Nous organisons aussi notre vie quotidienne par le calendrier liturgique : Pâques en premier, bien sûr, mais aussi le Carême et le Temps pascal, Noël et l’Avent. Et puis tous les dimanches, qui sont comme des petites Pâques, des petits cailloux sur le chemin, pour nous rappeler Pâques et nous préparer à Pâques. Oserai-je dire que les dimanches sont un peu comme des doses de rappel… !? Mais chaque messe, chaque office du matin, du midi, du soir, nos prières au lever et au coucher sont autant de petites lumières qui nous rappellent chaque jour, et presque à chaque heure, la grande lumière de Pâques, la grande lumière du mystère de Pâque, la grande lumière du grand mystère de la vie créatrice de Dieu.
 
Alors, évidemment, quand on pense l’univers, la société, sa famille, et sa propre vie – y compris sa vie quotidienne – à la lumière de ce grand mystère de la vie de Dieu, on pense différemment de ceux qui ne le connaissent pas. On n’est pas câblé pareil.
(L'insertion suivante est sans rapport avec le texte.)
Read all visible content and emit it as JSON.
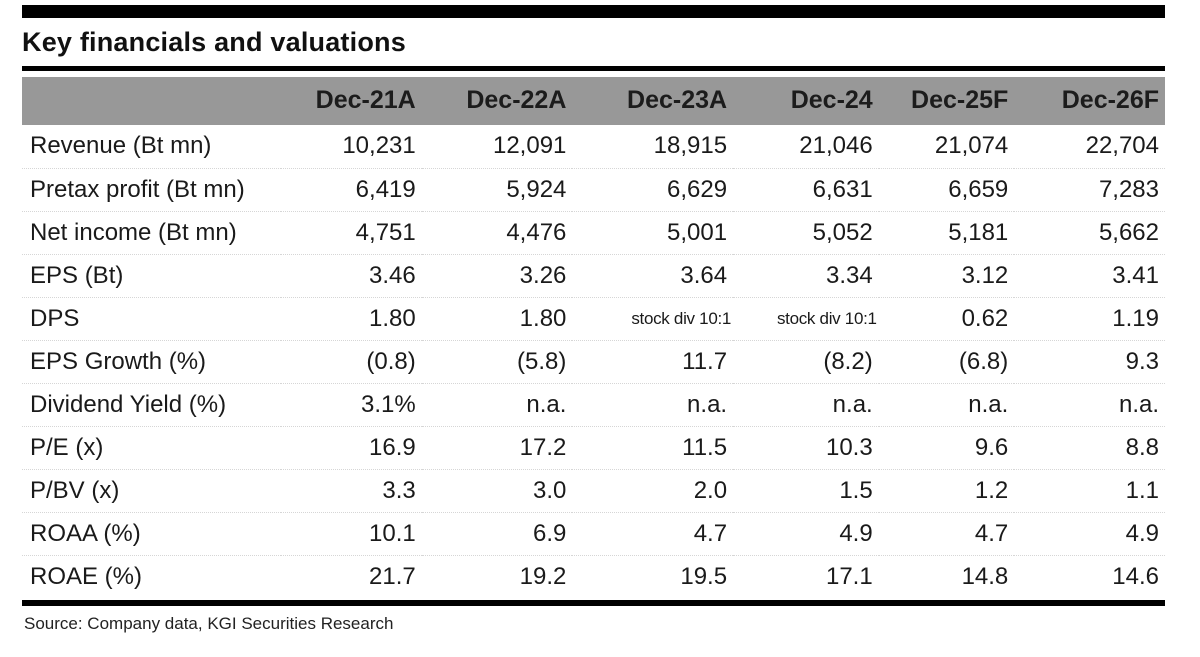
{
  "page": {
    "title": "Key financials and valuations",
    "source": "Source: Company data, KGI Securities Research"
  },
  "table": {
    "corner_label": "",
    "columns": [
      "Dec-21A",
      "Dec-22A",
      "Dec-23A",
      "Dec-24",
      "Dec-25F",
      "Dec-26F"
    ],
    "rows": [
      {
        "label": "Revenue (Bt mn)",
        "values": [
          "10,231",
          "12,091",
          "18,915",
          "21,046",
          "21,074",
          "22,704"
        ]
      },
      {
        "label": "Pretax profit (Bt mn)",
        "values": [
          "6,419",
          "5,924",
          "6,629",
          "6,631",
          "6,659",
          "7,283"
        ]
      },
      {
        "label": "Net income (Bt mn)",
        "values": [
          "4,751",
          "4,476",
          "5,001",
          "5,052",
          "5,181",
          "5,662"
        ]
      },
      {
        "label": "EPS (Bt)",
        "values": [
          "3.46",
          "3.26",
          "3.64",
          "3.34",
          "3.12",
          "3.41"
        ]
      },
      {
        "label": "DPS",
        "values": [
          "1.80",
          "1.80",
          "stock div 10:1",
          "stock div 10:1",
          "0.62",
          "1.19"
        ]
      },
      {
        "label": "EPS Growth (%)",
        "values": [
          "(0.8)",
          "(5.8)",
          "11.7",
          "(8.2)",
          "(6.8)",
          "9.3"
        ]
      },
      {
        "label": "Dividend Yield (%)",
        "values": [
          "3.1%",
          "n.a.",
          "n.a.",
          "n.a.",
          "n.a.",
          "n.a."
        ]
      },
      {
        "label": "P/E (x)",
        "values": [
          "16.9",
          "17.2",
          "11.5",
          "10.3",
          "9.6",
          "8.8"
        ]
      },
      {
        "label": "P/BV (x)",
        "values": [
          "3.3",
          "3.0",
          "2.0",
          "1.5",
          "1.2",
          "1.1"
        ]
      },
      {
        "label": "ROAA (%)",
        "values": [
          "10.1",
          "6.9",
          "4.7",
          "4.9",
          "4.7",
          "4.9"
        ]
      },
      {
        "label": "ROAE (%)",
        "values": [
          "21.7",
          "19.2",
          "19.5",
          "17.1",
          "14.8",
          "14.6"
        ]
      }
    ]
  },
  "colors": {
    "header_band": "#989898",
    "rule": "#000000",
    "text": "#1a1a1a"
  }
}
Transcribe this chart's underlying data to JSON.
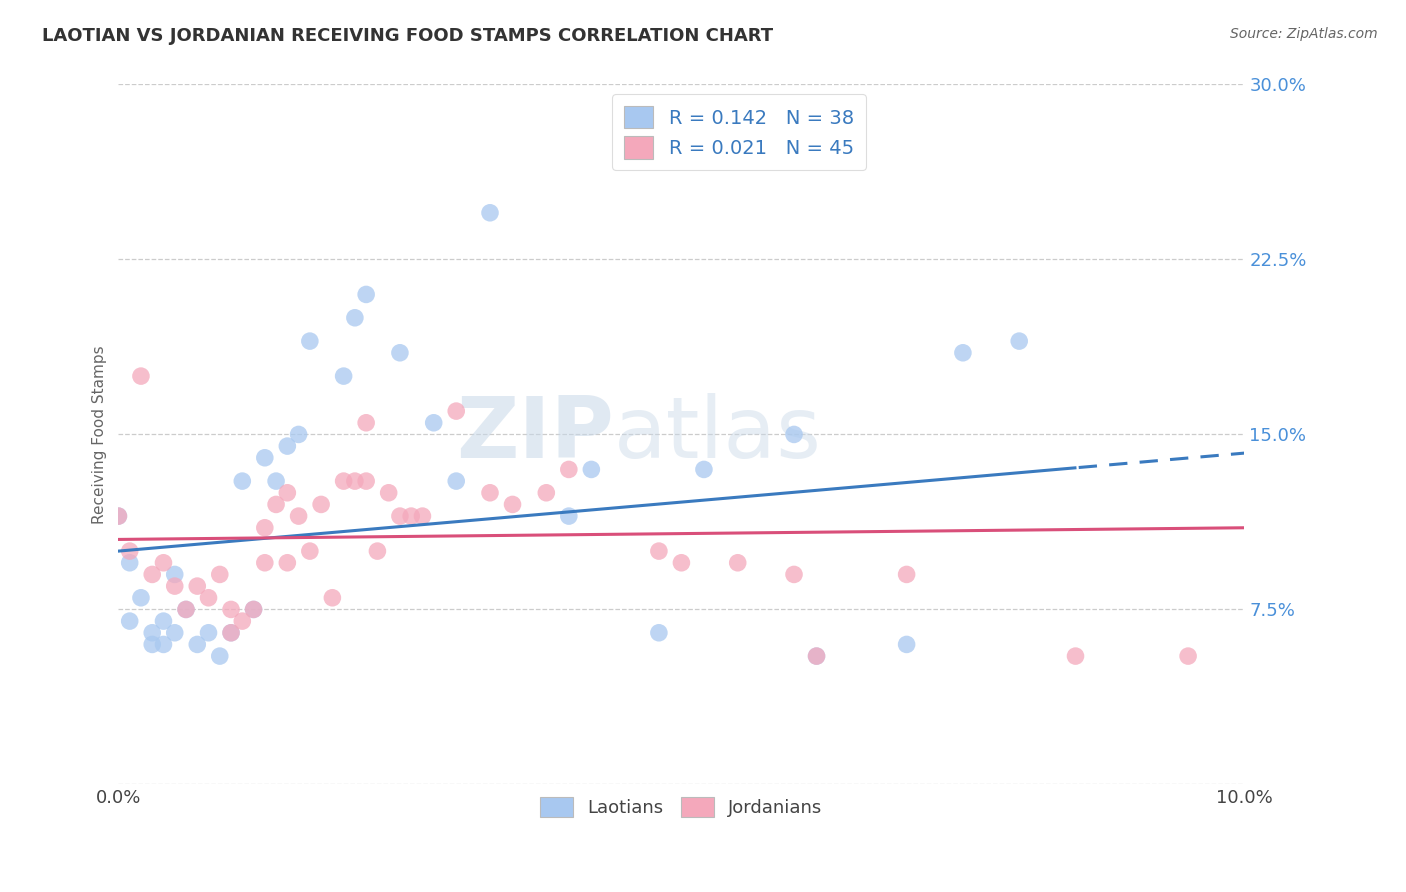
{
  "title": "LAOTIAN VS JORDANIAN RECEIVING FOOD STAMPS CORRELATION CHART",
  "source": "Source: ZipAtlas.com",
  "ylabel": "Receiving Food Stamps",
  "x_min": 0.0,
  "x_max": 0.1,
  "y_min": 0.0,
  "y_max": 0.3,
  "x_ticks": [
    0.0,
    0.02,
    0.04,
    0.06,
    0.08,
    0.1
  ],
  "x_ticklabels": [
    "0.0%",
    "",
    "",
    "",
    "",
    "10.0%"
  ],
  "y_ticks": [
    0.0,
    0.075,
    0.15,
    0.225,
    0.3
  ],
  "y_ticklabels": [
    "",
    "7.5%",
    "15.0%",
    "22.5%",
    "30.0%"
  ],
  "laotian_R": 0.142,
  "laotian_N": 38,
  "jordanian_R": 0.021,
  "jordanian_N": 45,
  "laotian_color": "#a8c8f0",
  "jordanian_color": "#f4a8bb",
  "laotian_line_color": "#3a7abf",
  "jordanian_line_color": "#d94f7a",
  "tick_color": "#4a90d9",
  "laotian_scatter_x": [
    0.0,
    0.001,
    0.001,
    0.002,
    0.003,
    0.003,
    0.004,
    0.004,
    0.005,
    0.005,
    0.006,
    0.007,
    0.008,
    0.009,
    0.01,
    0.011,
    0.012,
    0.013,
    0.014,
    0.015,
    0.016,
    0.017,
    0.02,
    0.021,
    0.022,
    0.025,
    0.028,
    0.03,
    0.033,
    0.04,
    0.042,
    0.048,
    0.052,
    0.06,
    0.062,
    0.07,
    0.075,
    0.08
  ],
  "laotian_scatter_y": [
    0.115,
    0.095,
    0.07,
    0.08,
    0.065,
    0.06,
    0.07,
    0.06,
    0.065,
    0.09,
    0.075,
    0.06,
    0.065,
    0.055,
    0.065,
    0.13,
    0.075,
    0.14,
    0.13,
    0.145,
    0.15,
    0.19,
    0.175,
    0.2,
    0.21,
    0.185,
    0.155,
    0.13,
    0.245,
    0.115,
    0.135,
    0.065,
    0.135,
    0.15,
    0.055,
    0.06,
    0.185,
    0.19
  ],
  "jordanian_scatter_x": [
    0.0,
    0.001,
    0.002,
    0.003,
    0.004,
    0.005,
    0.006,
    0.007,
    0.008,
    0.009,
    0.01,
    0.01,
    0.011,
    0.012,
    0.013,
    0.013,
    0.014,
    0.015,
    0.015,
    0.016,
    0.017,
    0.018,
    0.019,
    0.02,
    0.021,
    0.022,
    0.022,
    0.023,
    0.024,
    0.025,
    0.026,
    0.027,
    0.03,
    0.033,
    0.035,
    0.038,
    0.04,
    0.048,
    0.05,
    0.055,
    0.06,
    0.062,
    0.07,
    0.085,
    0.095
  ],
  "jordanian_scatter_y": [
    0.115,
    0.1,
    0.175,
    0.09,
    0.095,
    0.085,
    0.075,
    0.085,
    0.08,
    0.09,
    0.075,
    0.065,
    0.07,
    0.075,
    0.095,
    0.11,
    0.12,
    0.095,
    0.125,
    0.115,
    0.1,
    0.12,
    0.08,
    0.13,
    0.13,
    0.13,
    0.155,
    0.1,
    0.125,
    0.115,
    0.115,
    0.115,
    0.16,
    0.125,
    0.12,
    0.125,
    0.135,
    0.1,
    0.095,
    0.095,
    0.09,
    0.055,
    0.09,
    0.055,
    0.055
  ],
  "watermark_zip": "ZIP",
  "watermark_atlas": "atlas",
  "background_color": "#ffffff",
  "grid_color": "#cccccc",
  "legend_R_color": "#3a7abf",
  "legend_N_color": "#e05050"
}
Du coup, on agit différemment et on vit différemment. Déjà, ce soir nous ne sommes pas devant la télé, ni dans une boîte de nuit, ni en train de jouer à un jeu vidéo... Car nous sommes là pour nous remplir les yeux et le cœur, l’intelligence et la mémoire, du grand mystère de Pâques pour vivre mieux, pour vivre heureux, pour devenir des saints.
C’est dire que le grand mystère de la vie créatrice de Dieu, non seulement est à l’origine de l’univers, puis d’une transformation de cet univers, pour que notre vie humaine y soit rendue éternelle et sainte, mais aussi il est à l’origine du Peuple de Dieu, du Peuple d’Israël et de l’Église du ciel et de la terre, aujourd’hui civilisation particulière, et demain communion de vie. Tout cela est dans la liturgie de Pâques, où tout semble fait pour des enfants ! Mais en fait, c’est un germe, le germe de ce qui est beau, tout ce qui est bon, tout ce qui est vrai, de tout ce qui est réellement vivant, tout dans tout l’univers.
 
Si jamais un jour les Juifs s’arrêtaient de fêter Pâques, et plus encore si les Chrétiens s’arrêtaient de fêter Pâques, la lumière Dieu s’éteindrait pour tous les hommes dans tout l’univers : plus rien. On reviendrait à la Guerre du feu. Sans lumière pour les yeux et sans espérance pour le cœur.
Mais non, nous sommes ici, ensemble, autour de la lumière de Pâques ; et comme nos ancêtres, comme les premiers chrétiens, comme les Juifs avec eux et avant eux, nous célébrons Pâques.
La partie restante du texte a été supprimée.